On the upside, the bill does set forth a pragmatic attempt to undertake an evaluation of the expenditures associated with LEED before devoting further funding to certification. The law requires that no later than June 30, 2012 the Department of Defense must submit a report, to the congressional defense committees on the energy-efficiency and sustainability standards utilized by the Department of Defense for military construction and repair. This report must include a “cost benefit analysis, return on investment, and long-term payback for LEED silver, gold, and platinum certification, as well as the LEED volume certification.” Its report to Congress also must include a strategy for its continued use of design and building standards.

However, unfortunately, by “banning” higher LEED certifications, this bill is essentially undermining years of green building efforts undertaken by the Department of Defense, which – to date – has been the agency at the forefront of the federal green building trend.
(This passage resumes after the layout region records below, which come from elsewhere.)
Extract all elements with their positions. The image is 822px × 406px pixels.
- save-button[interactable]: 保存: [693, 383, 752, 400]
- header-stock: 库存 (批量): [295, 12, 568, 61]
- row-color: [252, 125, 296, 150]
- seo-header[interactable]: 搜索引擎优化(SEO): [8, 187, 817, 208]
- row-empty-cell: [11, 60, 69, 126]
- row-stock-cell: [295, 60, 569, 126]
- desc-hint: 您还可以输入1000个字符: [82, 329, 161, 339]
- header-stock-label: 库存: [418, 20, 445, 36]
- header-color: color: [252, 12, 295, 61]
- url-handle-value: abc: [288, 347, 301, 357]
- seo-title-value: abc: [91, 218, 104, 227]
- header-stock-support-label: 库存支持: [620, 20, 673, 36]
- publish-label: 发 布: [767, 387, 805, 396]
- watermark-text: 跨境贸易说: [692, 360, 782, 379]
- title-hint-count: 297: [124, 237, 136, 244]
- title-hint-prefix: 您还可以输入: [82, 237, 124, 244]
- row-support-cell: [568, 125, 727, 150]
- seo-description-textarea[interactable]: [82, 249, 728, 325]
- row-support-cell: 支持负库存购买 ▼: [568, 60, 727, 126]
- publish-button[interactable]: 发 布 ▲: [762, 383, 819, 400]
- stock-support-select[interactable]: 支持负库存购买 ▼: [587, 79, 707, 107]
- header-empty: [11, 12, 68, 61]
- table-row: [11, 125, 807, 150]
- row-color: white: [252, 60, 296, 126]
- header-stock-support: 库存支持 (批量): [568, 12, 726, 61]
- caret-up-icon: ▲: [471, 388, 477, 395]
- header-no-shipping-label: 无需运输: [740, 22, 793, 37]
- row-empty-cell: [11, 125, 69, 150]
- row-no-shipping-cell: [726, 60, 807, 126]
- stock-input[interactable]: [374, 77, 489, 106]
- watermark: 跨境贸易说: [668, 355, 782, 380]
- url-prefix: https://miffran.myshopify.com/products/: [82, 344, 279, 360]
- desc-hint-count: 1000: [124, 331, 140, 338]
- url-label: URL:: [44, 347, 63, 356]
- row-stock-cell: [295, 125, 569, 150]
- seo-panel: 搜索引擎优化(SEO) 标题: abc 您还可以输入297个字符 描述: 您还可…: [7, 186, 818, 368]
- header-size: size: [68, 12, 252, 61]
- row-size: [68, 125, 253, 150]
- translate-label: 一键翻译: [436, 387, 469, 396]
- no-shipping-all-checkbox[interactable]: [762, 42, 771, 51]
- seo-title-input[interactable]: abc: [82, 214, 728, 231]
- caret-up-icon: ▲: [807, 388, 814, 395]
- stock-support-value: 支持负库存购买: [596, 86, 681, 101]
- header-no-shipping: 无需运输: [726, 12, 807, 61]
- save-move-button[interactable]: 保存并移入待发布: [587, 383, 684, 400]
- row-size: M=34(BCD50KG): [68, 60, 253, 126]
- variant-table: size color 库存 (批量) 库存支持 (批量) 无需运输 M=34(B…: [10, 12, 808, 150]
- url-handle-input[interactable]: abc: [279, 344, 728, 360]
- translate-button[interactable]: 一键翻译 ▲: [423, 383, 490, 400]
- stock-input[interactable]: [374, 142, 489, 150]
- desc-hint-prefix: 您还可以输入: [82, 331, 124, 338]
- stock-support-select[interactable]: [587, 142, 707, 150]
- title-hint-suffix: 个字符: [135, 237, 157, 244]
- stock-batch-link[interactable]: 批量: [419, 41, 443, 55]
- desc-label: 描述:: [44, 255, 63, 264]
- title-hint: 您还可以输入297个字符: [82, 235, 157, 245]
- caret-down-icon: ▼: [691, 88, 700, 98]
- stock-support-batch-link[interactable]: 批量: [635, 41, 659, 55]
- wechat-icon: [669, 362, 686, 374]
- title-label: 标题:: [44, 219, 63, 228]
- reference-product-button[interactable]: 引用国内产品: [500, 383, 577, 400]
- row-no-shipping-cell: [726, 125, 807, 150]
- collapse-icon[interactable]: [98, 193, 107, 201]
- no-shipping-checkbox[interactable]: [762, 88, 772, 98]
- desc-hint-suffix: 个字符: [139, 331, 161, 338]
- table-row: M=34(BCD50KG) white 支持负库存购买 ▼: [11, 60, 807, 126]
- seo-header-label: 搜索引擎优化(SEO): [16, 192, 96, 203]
The ban also ignores the mission behind the LEED certification program which was that LEED was intended to serve as a benchmark for evaluating whole buildings and to be a “definitive standard for what constitutes a green building in design, construction, and operation.” The certification process ensures that the government gets confirmation that the “green” building it contracted for to comply with various executive orders, is in fact the “green” building that is built.

Practically speaking, what this new bill means for the future of DoD sustainability goals as set forth in its Strategic Sustainability Performance Plan is now in question. For example, in May 2011, the Secretary of the Navy, Ray Mabus, stated that all Navy construction projects for FY 2012 and 2013 will be built to achieve sustainable design and construction equivalent to at least LEED Gold standards, with a few exceptions. However, unless Mabus can show it will do so at no additional cost, the Navy will now have to submit waivers for each and every project that sought LEED Gold certification. Whether the LEED Silver “or higher” requirements of the Air Force and Army will also be questioned or banned after the report is submitted in June 2012 also remains to be seen. What is certain is that, while Congress may have waged war on LEED via the Department of Defense, it is unlikely that DoD will be the only agency to suffer the LEED ban and we will continue to monitor the federal government’s treatment of LEED.